One might expect the load of responsibility to get a bit tiresome. The day VA Linux
went public was a day of great celebration at its Mountain View, Calif., headquarters.
But it can't be a whole lot of fun these days to check into Slashdot -- the "news for
nerds" Web site that VA Linux owns -- and read another couple of hundred slams
against the company every time the share price drops another notch.
Not surprisingly, executives at both companies are keeping a stiff upper lip, although
Brian Biles, vice president of marketing at VA Linux, sounds as if he would rather be
doing just about anything else than answering yet another reporter's questions about
VA's stock travails.
Biles acknowledges that the combination of the company's record-setting IPO with the
long, inexorable share price decline has made VA Linux a favored target of the press.
But he still wouldn't trade the glory that came with going public for anything.
"Part of my job is to make sure that people have heard about us," says Biles, "and
that day people heard about us. A lot of companies treat you with more respect when
they know that you are a public, scrutinized company. Since we went public, we have
been able to talk to a lot more companies."
Red Hat chairman Bob Young gave the virtual equivalent of a shrug via e-mail. "The
daily fluctuations between those [share price] numbers are a result of the growth in
day trading and we can't comment on that mysterious phenomenon."

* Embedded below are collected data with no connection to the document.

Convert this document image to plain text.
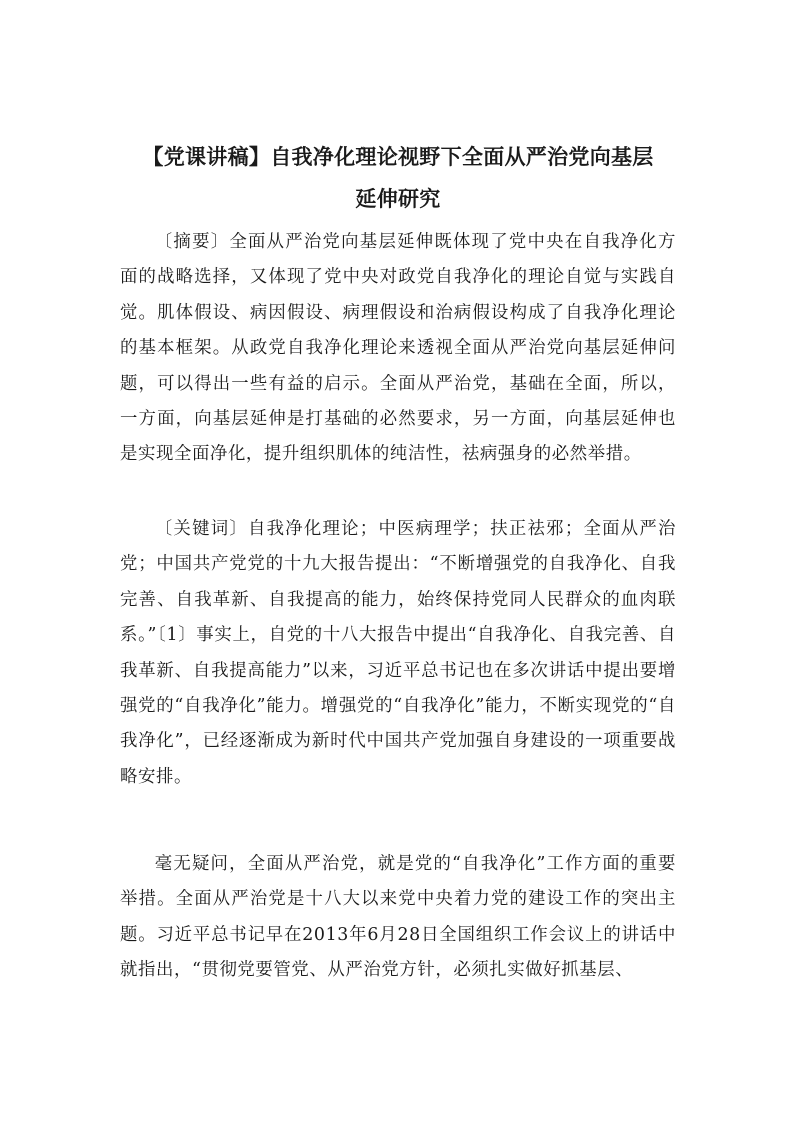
【党课讲稿】自我净化理论视野下全面从严治党向基层
延伸研究

〔摘要〕全面从严治党向基层延伸既体现了党中央在自我净化方面的战略选择，又体现了党中央对政党自我净化的理论自觉与实践自觉。肌体假设、病因假设、病理假设和治病假设构成了自我净化理论的基本框架。从政党自我净化理论来透视全面从严治党向基层延伸问题，可以得出一些有益的启示。全面从严治党，基础在全面，所以，一方面，向基层延伸是打基础的必然要求，另一方面，向基层延伸也是实现全面净化，提升组织肌体的纯洁性，祛病强身的必然举措。

〔关键词〕自我净化理论；中医病理学；扶正祛邪；全面从严治党；中国共产党党的十九大报告提出：“不断增强党的自我净化、自我完善、自我革新、自我提高的能力，始终保持党同人民群众的血肉联系。”〔1〕事实上，自党的十八大报告中提出“自我净化、自我完善、自我革新、自我提高能力”以来，习近平总书记也在多次讲话中提出要增强党的“自我净化”能力。增强党的“自我净化”能力，不断实现党的“自我净化”，已经逐渐成为新时代中国共产党加强自身建设的一项重要战略安排。

毫无疑问，全面从严治党，就是党的“自我净化”工作方面的重要举措。全面从严治党是十八大以来党中央着力党的建设工作的突出主题。习近平总书记早在2013年6月28日全国组织工作会议上的讲话中就指出，“贯彻党要管党、从严治党方针，必须扎实做好抓基层、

Young did not respond to a question about company morale by the time this article
was published, but Biles says there have been no problems at VA Linux.
"Nobody's panicky," says Biles. "Everybody is excited about the future of the business."
"Demand is still great for Linux solutions," continues Biles, citing figures released for
the company's last fiscal quarter. "When you talk to your customers and they tell you
that they like what you are doing, the rest of it just seems like noise."
It's easy to be skeptical when company executives paint a rosy picture of their
operations -- certainly, one wouldn't consider them very good at their job if they acted
glum and filled with despair. But it's also worth taking some of their statements at face
value. In a market as volatile as the current surges and drops demonstrate -- in April
alone, NASDAQ has experienced three of its biggest one-day rises and four of its
biggest declines ever -- one would do well to question just how reliable that
market is as an indicator of anything besides ongoing investor psychosis.